South Indian Cooking

Like all other parts of India, South India too has a large repertoire of recipes to its credit, ranging from breakfast and the quintessential “tiffin” to main course dishes, snacks, festival or fasting foods, pickles, and the lot! In this book, which is designed to provide readers a glimpse into South Indian cooking, we have included recipes from different States including Tamilnadu (e.g., Medhu Vada, Cabbage Poriyal and Sambhar), Kerala (such as Plantain Erissery and Avial), Andhra Pradesh (such as Vankaya Muddha Korra) and Karnataka (like Chitranna, and Bisi Bele Bhath). Welcome to the digital version of Tarla Dalal’s South Indian Recipes! You can now carry your cookbook with you wherever you go.

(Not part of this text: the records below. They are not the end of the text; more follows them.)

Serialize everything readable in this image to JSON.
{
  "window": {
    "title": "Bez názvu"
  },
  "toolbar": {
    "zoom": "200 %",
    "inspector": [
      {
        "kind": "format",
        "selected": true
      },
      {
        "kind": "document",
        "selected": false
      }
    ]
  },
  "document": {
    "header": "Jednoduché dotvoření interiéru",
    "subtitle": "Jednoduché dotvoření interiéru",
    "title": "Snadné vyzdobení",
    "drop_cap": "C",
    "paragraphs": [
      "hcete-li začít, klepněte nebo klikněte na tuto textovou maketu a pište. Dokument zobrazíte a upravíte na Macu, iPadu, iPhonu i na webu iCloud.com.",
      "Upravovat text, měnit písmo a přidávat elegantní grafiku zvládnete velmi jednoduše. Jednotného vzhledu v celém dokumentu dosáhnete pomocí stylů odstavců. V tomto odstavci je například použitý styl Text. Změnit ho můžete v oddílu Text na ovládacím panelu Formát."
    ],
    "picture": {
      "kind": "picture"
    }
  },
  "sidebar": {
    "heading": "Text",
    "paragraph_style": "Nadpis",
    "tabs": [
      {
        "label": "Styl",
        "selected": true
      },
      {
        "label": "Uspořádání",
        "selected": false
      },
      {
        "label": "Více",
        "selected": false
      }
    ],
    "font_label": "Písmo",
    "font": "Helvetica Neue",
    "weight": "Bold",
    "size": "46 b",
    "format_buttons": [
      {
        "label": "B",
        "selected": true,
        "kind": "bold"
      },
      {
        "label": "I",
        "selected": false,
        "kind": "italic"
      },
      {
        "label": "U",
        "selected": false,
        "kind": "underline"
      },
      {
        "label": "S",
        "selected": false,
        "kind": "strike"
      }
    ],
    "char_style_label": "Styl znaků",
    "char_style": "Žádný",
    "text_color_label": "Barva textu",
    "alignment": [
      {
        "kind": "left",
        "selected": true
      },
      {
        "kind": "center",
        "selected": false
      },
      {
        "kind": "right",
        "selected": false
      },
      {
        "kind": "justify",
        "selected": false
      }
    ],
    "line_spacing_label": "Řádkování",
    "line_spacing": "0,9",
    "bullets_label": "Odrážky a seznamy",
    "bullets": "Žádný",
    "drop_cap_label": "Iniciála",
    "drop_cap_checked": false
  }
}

Although this book contains the same delicious and inspiring recipes as the print version, you might find the look-and-feel a bit different, due to the changes we have consciously implemented, to make using this eBook easy and interesting for you. All the items in the menus are directly linked to the relevant pages, making navigation a breeze. Just click on any chapter in the Table of Contents, and you will be taken to a list of recipes in that chapter. Just choose, and click on any of those recipes, and you are ready to start cooking it, with the clear recipes and lovely images to inspire you. If you are in doubt about any of the ingredients, worry not… just click on it and you will be taken to the glossary section of our website, tarladalal.com, to view a simple description and easy explanation of the culinary usage of that ingredient. Many recipes are enhanced with their video links, so you can even enjoy watching your favourite recipes being prepared right in front of you. Happy cooking.